Best case scenario is that this is a part of your larger detection engineering practice where you do the same for in-house detections too.
What can you do?
So, how to go about building some kind of quality assurance practice for detection management in Sentinel?
Here are some ideas and key points around the matter, based on my experiences:
Data understanding: Before implementing any external detection content, it's crucial to have a deep understanding of the data you have. This includes knowing not just what data sources and tables you have but also the details. This means questions like yes, we collect SecurityEvents, but what individual Event IDs are included? Without this full ”column + row + content” understanding it's challenging to understand if external detection logic will work or not.
Contextual awareness: Realise that detections from external sources, including Content Hub, may not be one-size-fits-all solutions. Ensure that you understand the specific context and needs of your organisation to tailor these detections accordingly. Be prepared to customize external detections to fit your organization's unique environment. This may involve adjusting thresholds, modifying detection logic, or integrating additional context.
Testing and validation: Test and validate detections (individually or in groups) as much as possible before deploying. This helps identify false positives, false negatives, and ensures that the detection aligns with your requirements. In best case scenario, testing and validation happens not just in separate detection testing sessions but also by continuous internal Purple Team activities.
Detection Knowledge Base: maintain an in-house KB (outside of Sentinel) where engineers and analysts can log experiences and findings of detection effectiveness and identified problems. This could be just a simple table in OneNote or Confluence, or something more complex if you wish.

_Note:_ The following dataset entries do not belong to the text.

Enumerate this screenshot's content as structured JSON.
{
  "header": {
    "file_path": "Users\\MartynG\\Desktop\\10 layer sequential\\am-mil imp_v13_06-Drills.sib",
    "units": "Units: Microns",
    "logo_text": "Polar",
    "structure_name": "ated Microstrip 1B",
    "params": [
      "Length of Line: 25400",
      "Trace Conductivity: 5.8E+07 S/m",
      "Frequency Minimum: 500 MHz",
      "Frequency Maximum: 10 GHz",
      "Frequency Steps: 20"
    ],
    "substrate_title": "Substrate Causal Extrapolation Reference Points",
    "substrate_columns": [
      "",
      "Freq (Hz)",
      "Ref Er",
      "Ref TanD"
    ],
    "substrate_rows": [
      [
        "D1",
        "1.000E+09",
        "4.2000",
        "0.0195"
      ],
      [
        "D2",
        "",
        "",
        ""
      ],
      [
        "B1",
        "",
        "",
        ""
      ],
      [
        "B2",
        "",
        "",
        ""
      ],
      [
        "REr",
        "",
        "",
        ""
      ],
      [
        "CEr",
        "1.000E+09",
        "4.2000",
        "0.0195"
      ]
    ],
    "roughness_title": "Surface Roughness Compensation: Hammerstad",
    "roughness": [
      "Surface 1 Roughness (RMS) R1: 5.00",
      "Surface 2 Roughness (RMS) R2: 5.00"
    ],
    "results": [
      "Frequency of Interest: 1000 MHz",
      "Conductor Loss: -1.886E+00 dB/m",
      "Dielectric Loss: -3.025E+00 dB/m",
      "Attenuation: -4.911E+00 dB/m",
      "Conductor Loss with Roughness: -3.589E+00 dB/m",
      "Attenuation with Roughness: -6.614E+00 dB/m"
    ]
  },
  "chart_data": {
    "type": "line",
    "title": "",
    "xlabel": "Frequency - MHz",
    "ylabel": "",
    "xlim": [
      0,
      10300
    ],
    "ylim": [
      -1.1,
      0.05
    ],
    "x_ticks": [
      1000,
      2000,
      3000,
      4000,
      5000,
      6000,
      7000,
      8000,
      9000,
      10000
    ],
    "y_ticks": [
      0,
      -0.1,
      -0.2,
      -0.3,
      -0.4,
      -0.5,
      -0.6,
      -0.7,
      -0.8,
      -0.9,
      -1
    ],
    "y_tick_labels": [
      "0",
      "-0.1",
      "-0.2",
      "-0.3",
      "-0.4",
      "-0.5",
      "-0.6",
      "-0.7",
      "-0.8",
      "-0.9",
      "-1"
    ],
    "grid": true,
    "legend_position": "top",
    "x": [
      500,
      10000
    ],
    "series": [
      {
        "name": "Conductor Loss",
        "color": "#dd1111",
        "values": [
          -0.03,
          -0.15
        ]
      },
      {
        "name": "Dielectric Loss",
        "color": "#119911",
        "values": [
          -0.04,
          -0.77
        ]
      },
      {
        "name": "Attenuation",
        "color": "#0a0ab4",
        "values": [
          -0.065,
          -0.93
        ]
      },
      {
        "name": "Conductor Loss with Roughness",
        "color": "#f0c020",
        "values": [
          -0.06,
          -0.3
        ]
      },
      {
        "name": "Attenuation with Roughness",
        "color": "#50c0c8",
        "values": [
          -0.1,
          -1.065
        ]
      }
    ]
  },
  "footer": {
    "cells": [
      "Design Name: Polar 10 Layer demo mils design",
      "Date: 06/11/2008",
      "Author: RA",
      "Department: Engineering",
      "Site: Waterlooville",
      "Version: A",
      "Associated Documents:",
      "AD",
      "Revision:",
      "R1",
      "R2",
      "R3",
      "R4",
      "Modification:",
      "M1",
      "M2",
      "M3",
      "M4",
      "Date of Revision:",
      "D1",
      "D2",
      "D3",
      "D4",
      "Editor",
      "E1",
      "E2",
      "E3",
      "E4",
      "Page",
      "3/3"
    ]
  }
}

Detection naming: I have some good experiences from clients on renaming detections that come from outside to fit an internal standard. This way you have an easy way to categorise detections and surfaced incidents for reporting. An easy way to do this is to have an internal prefix and numbering that gets added to the external detection names, for example “IAM-001” for the first Identity related detection.
Keep the data: I always suggest to set the SecurityIncident table to a long data retention, at least one year. Even if you otherwise only store logs for 90 days (the default in Sentinel without extra costs). This way you have longer historical statistics for incident metrics such as closing classification.

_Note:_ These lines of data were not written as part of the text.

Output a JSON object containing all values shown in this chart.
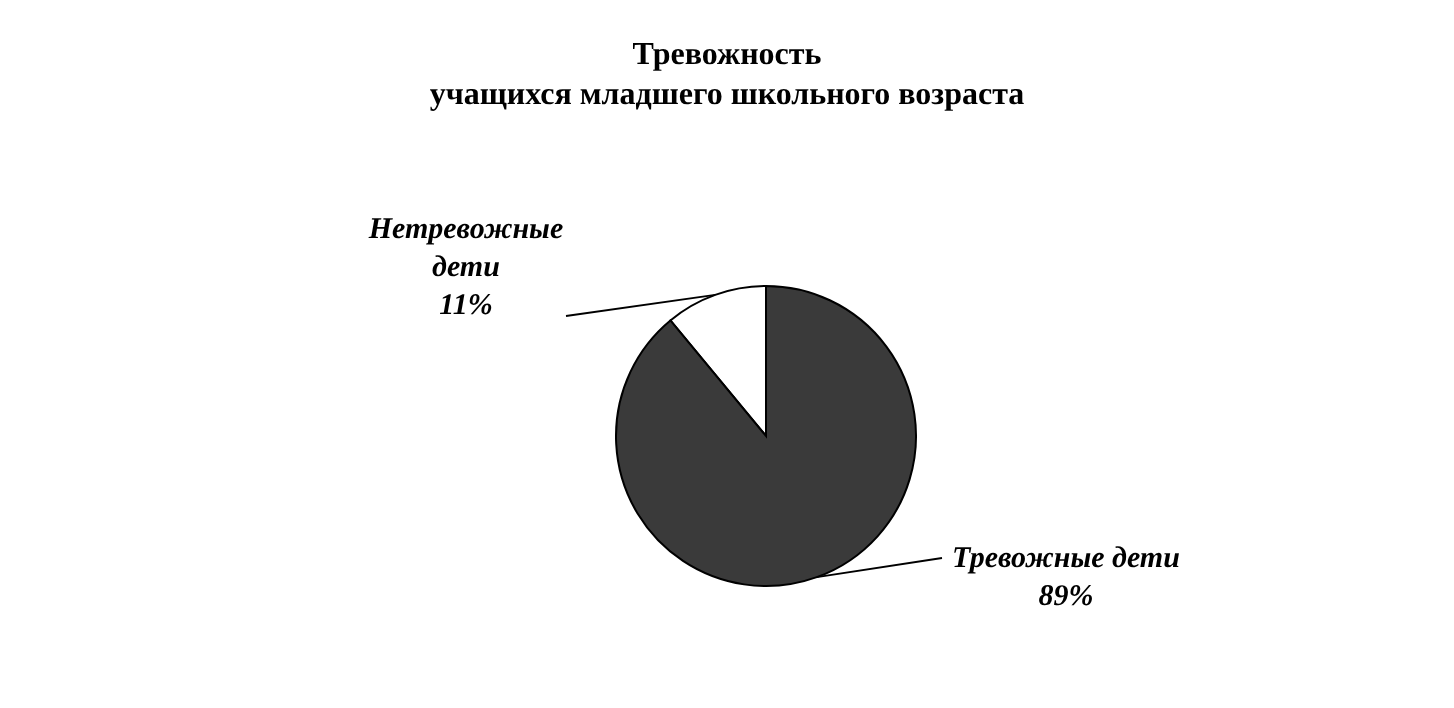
{
  "chart_data": {
    "type": "pie",
    "title": "Тревожность\nучащихся младшего школьного возраста",
    "categories": [
      "Нетревожные дети",
      "Тревожные дети"
    ],
    "values": [
      11,
      89
    ],
    "colors": [
      "#ffffff",
      "#3a3a3a"
    ],
    "value_labels": [
      "11%",
      "89%"
    ]
  }
}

Report on the data: It is a good idea to periodically review your incident history, to identify recurring false positives and detections that have never led to surfaced incidents.

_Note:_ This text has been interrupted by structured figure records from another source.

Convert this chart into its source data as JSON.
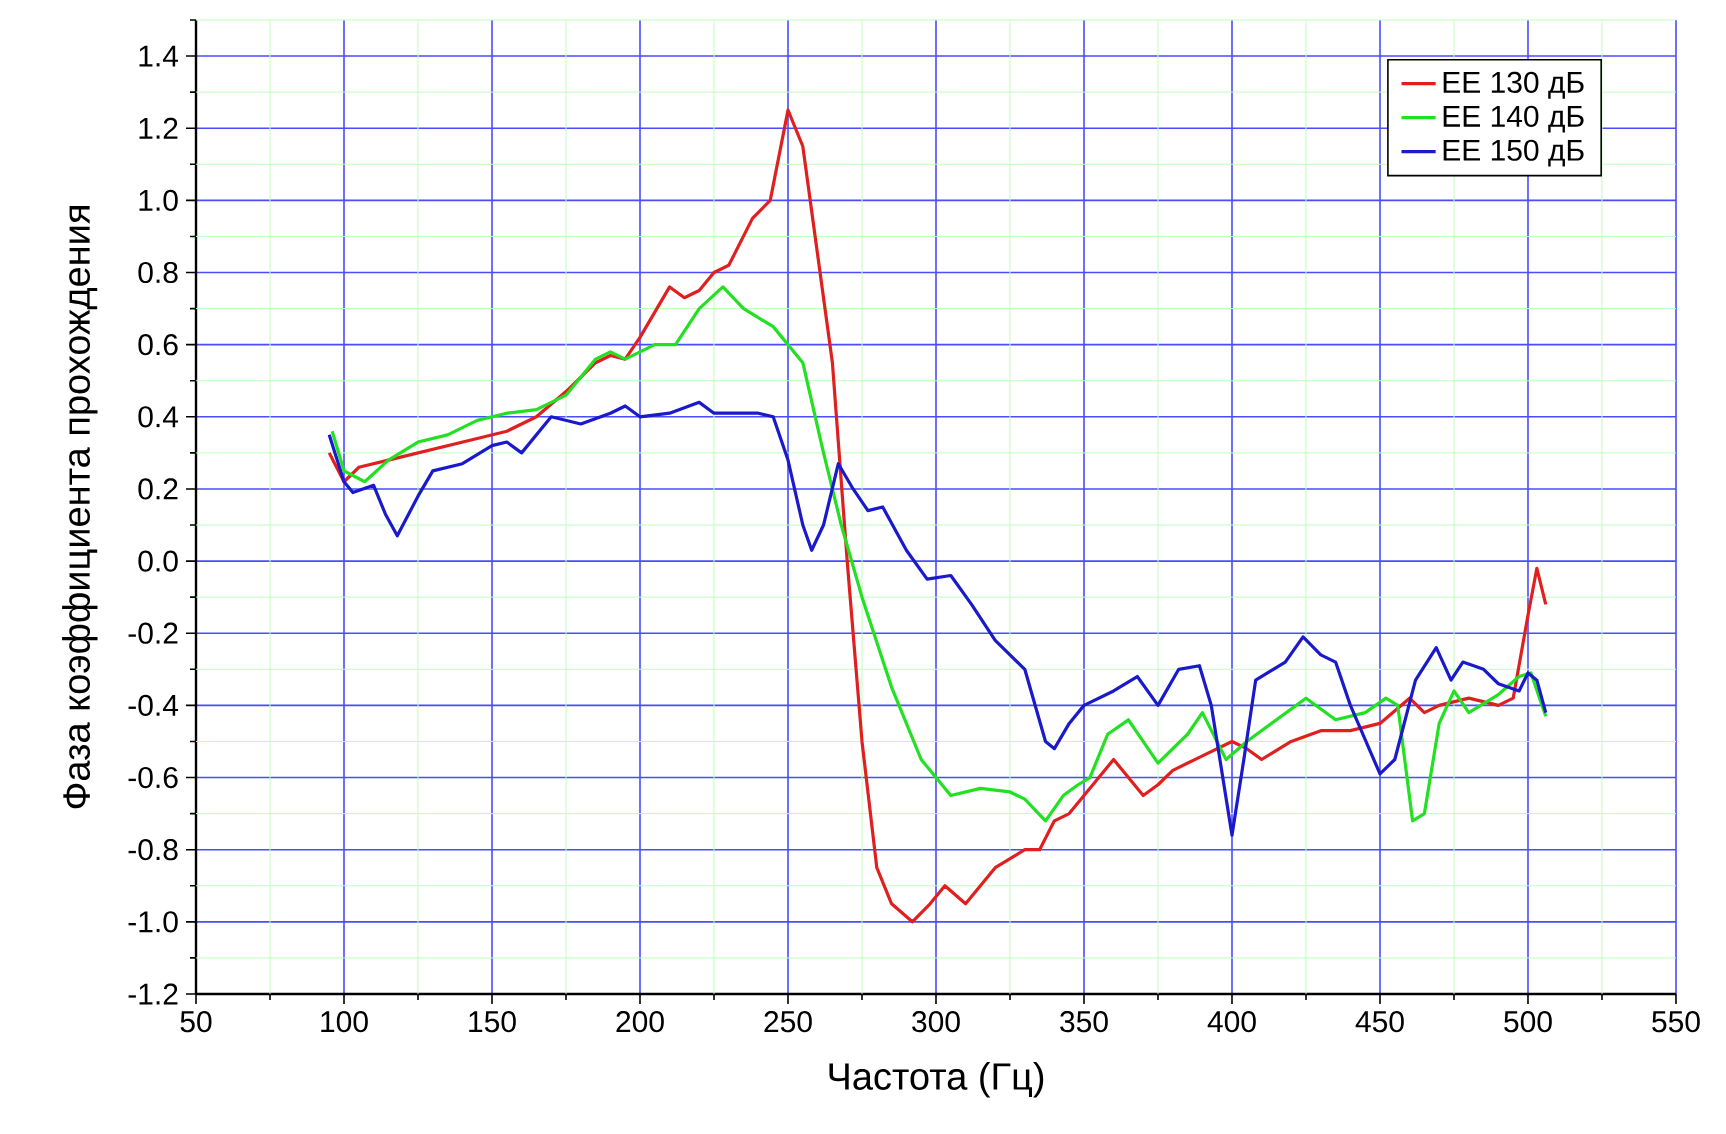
{
  "chart_data": {
    "type": "line",
    "xlabel": "Частота (Гц)",
    "ylabel": "Фаза коэффициента прохождения",
    "xlim": [
      50,
      550
    ],
    "xticks": [
      50,
      {
        "value": 75,
        "label": null
      },
      100,
      {
        "value": 125,
        "label": null
      },
      150,
      {
        "value": 175,
        "label": null
      },
      200,
      {
        "value": 225,
        "label": null
      },
      250,
      {
        "value": 275,
        "label": null
      },
      300,
      {
        "value": 325,
        "label": null
      },
      350,
      {
        "value": 375,
        "label": null
      },
      400,
      {
        "value": 425,
        "label": null
      },
      450,
      {
        "value": 475,
        "label": null
      },
      500,
      {
        "value": 525,
        "label": null
      },
      550
    ],
    "ylim": [
      -1.2,
      1.5
    ],
    "yticks": [
      {
        "value": -1.2,
        "label": "-1.2"
      },
      {
        "value": -1.1,
        "label": null
      },
      {
        "value": -1.0,
        "label": "-1.0"
      },
      {
        "value": -0.9,
        "label": null
      },
      -0.8,
      {
        "value": -0.7,
        "label": null
      },
      -0.6,
      {
        "value": -0.5,
        "label": null
      },
      -0.4,
      {
        "value": -0.3,
        "label": null
      },
      -0.2,
      {
        "value": -0.1,
        "label": null
      },
      {
        "value": 0,
        "label": "0.0"
      },
      {
        "value": 0.1,
        "label": null
      },
      0.2,
      {
        "value": 0.3,
        "label": null
      },
      0.4,
      {
        "value": 0.5,
        "label": null
      },
      0.6,
      {
        "value": 0.7,
        "label": null
      },
      0.8,
      {
        "value": 0.9,
        "label": null
      },
      {
        "value": 1.0,
        "label": "1.0"
      },
      {
        "value": 1.1,
        "label": null
      },
      1.2,
      {
        "value": 1.3,
        "label": null
      },
      1.4,
      {
        "value": 1.5,
        "label": null
      }
    ],
    "grid": true,
    "legend": "top right",
    "marker": "none",
    "line_style": "solid",
    "series": [
      {
        "name": "EE 130 дБ",
        "color": "#e02020",
        "x": [
          95,
          100,
          105,
          115,
          125,
          135,
          145,
          155,
          165,
          175,
          185,
          190,
          195,
          200,
          210,
          215,
          220,
          225,
          230,
          238,
          244,
          250,
          255,
          260,
          265,
          270,
          275,
          280,
          285,
          292,
          298,
          303,
          310,
          320,
          330,
          335,
          340,
          345,
          350,
          355,
          360,
          365,
          370,
          375,
          380,
          390,
          400,
          405,
          410,
          420,
          430,
          440,
          450,
          460,
          465,
          470,
          480,
          490,
          495,
          500,
          503,
          506
        ],
        "values": [
          0.3,
          0.22,
          0.26,
          0.28,
          0.3,
          0.32,
          0.34,
          0.36,
          0.4,
          0.47,
          0.55,
          0.57,
          0.56,
          0.62,
          0.76,
          0.73,
          0.75,
          0.8,
          0.82,
          0.95,
          1.0,
          1.25,
          1.15,
          0.85,
          0.55,
          0.0,
          -0.5,
          -0.85,
          -0.95,
          -1.0,
          -0.95,
          -0.9,
          -0.95,
          -0.85,
          -0.8,
          -0.8,
          -0.72,
          -0.7,
          -0.65,
          -0.6,
          -0.55,
          -0.6,
          -0.65,
          -0.62,
          -0.58,
          -0.54,
          -0.5,
          -0.52,
          -0.55,
          -0.5,
          -0.47,
          -0.47,
          -0.45,
          -0.38,
          -0.42,
          -0.4,
          -0.38,
          -0.4,
          -0.38,
          -0.15,
          -0.02,
          -0.12
        ]
      },
      {
        "name": "EE 140 дБ",
        "color": "#22e022",
        "x": [
          96,
          100,
          107,
          115,
          125,
          135,
          145,
          155,
          165,
          175,
          185,
          190,
          195,
          205,
          212,
          220,
          228,
          235,
          245,
          255,
          262,
          268,
          275,
          285,
          295,
          305,
          315,
          325,
          330,
          337,
          343,
          348,
          352,
          358,
          365,
          375,
          385,
          390,
          398,
          405,
          415,
          425,
          435,
          445,
          452,
          456,
          461,
          465,
          470,
          475,
          480,
          490,
          497,
          501,
          506
        ],
        "values": [
          0.36,
          0.25,
          0.22,
          0.28,
          0.33,
          0.35,
          0.39,
          0.41,
          0.42,
          0.46,
          0.56,
          0.58,
          0.56,
          0.6,
          0.6,
          0.7,
          0.76,
          0.7,
          0.65,
          0.55,
          0.3,
          0.1,
          -0.1,
          -0.35,
          -0.55,
          -0.65,
          -0.63,
          -0.64,
          -0.66,
          -0.72,
          -0.65,
          -0.62,
          -0.6,
          -0.48,
          -0.44,
          -0.56,
          -0.48,
          -0.42,
          -0.55,
          -0.5,
          -0.44,
          -0.38,
          -0.44,
          -0.42,
          -0.38,
          -0.4,
          -0.72,
          -0.7,
          -0.45,
          -0.36,
          -0.42,
          -0.37,
          -0.32,
          -0.31,
          -0.43
        ]
      },
      {
        "name": "EE 150 дБ",
        "color": "#1a1acc",
        "x": [
          95,
          100,
          103,
          110,
          114,
          118,
          125,
          130,
          140,
          150,
          155,
          160,
          170,
          180,
          190,
          195,
          200,
          210,
          220,
          225,
          240,
          245,
          250,
          255,
          258,
          262,
          267,
          272,
          277,
          282,
          290,
          297,
          305,
          312,
          320,
          330,
          337,
          340,
          345,
          350,
          360,
          368,
          375,
          382,
          389,
          393,
          400,
          404,
          408,
          418,
          424,
          430,
          435,
          440,
          450,
          455,
          462,
          469,
          474,
          478,
          485,
          490,
          497,
          500,
          503,
          506
        ],
        "values": [
          0.35,
          0.22,
          0.19,
          0.21,
          0.13,
          0.07,
          0.18,
          0.25,
          0.27,
          0.32,
          0.33,
          0.3,
          0.4,
          0.38,
          0.41,
          0.43,
          0.4,
          0.41,
          0.44,
          0.41,
          0.41,
          0.4,
          0.28,
          0.1,
          0.03,
          0.1,
          0.27,
          0.2,
          0.14,
          0.15,
          0.03,
          -0.05,
          -0.04,
          -0.12,
          -0.22,
          -0.3,
          -0.5,
          -0.52,
          -0.45,
          -0.4,
          -0.36,
          -0.32,
          -0.4,
          -0.3,
          -0.29,
          -0.4,
          -0.76,
          -0.55,
          -0.33,
          -0.28,
          -0.21,
          -0.26,
          -0.28,
          -0.4,
          -0.59,
          -0.55,
          -0.33,
          -0.24,
          -0.33,
          -0.28,
          -0.3,
          -0.34,
          -0.36,
          -0.31,
          -0.33,
          -0.42
        ]
      }
    ]
  }
}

Now, I understand that extra steps like these can be a huge hassle for a smaller security team to do in a way that is sustainable in the long run. Everyone needs to find their sweet spot.
I have a couple ideas on continuing new articles around this topic, for example focusing on how to perform testing, how to build and document the Knowledge Base, and how to do reporting.
I’d also love to see the community work out some kind of shared body of knowledge around this matter (public true vs false positive stats of popular Content Hub detections, anyone?)
Any comments, ideas and wishes for future articles and further discussion is appreciated!
Bonus chapter: How do others do it?
Anton Chuvakin from Google has talked in the Cloud Security Podcast about the difference between curated and “canned” or “out-of-the-box” detections.
Google Chronicle even has this idea built into the product itself with Curated Detections, a limited set of out-of-the-box threat analytics maintained by their Threat Intelligence team.
Now I am not a Chronicle expert by any means and don’t really know how much other “uncurated” public content there is for the product, but I just think this was an interesting find related to this discussion and something Sentinel users might want to be aware of.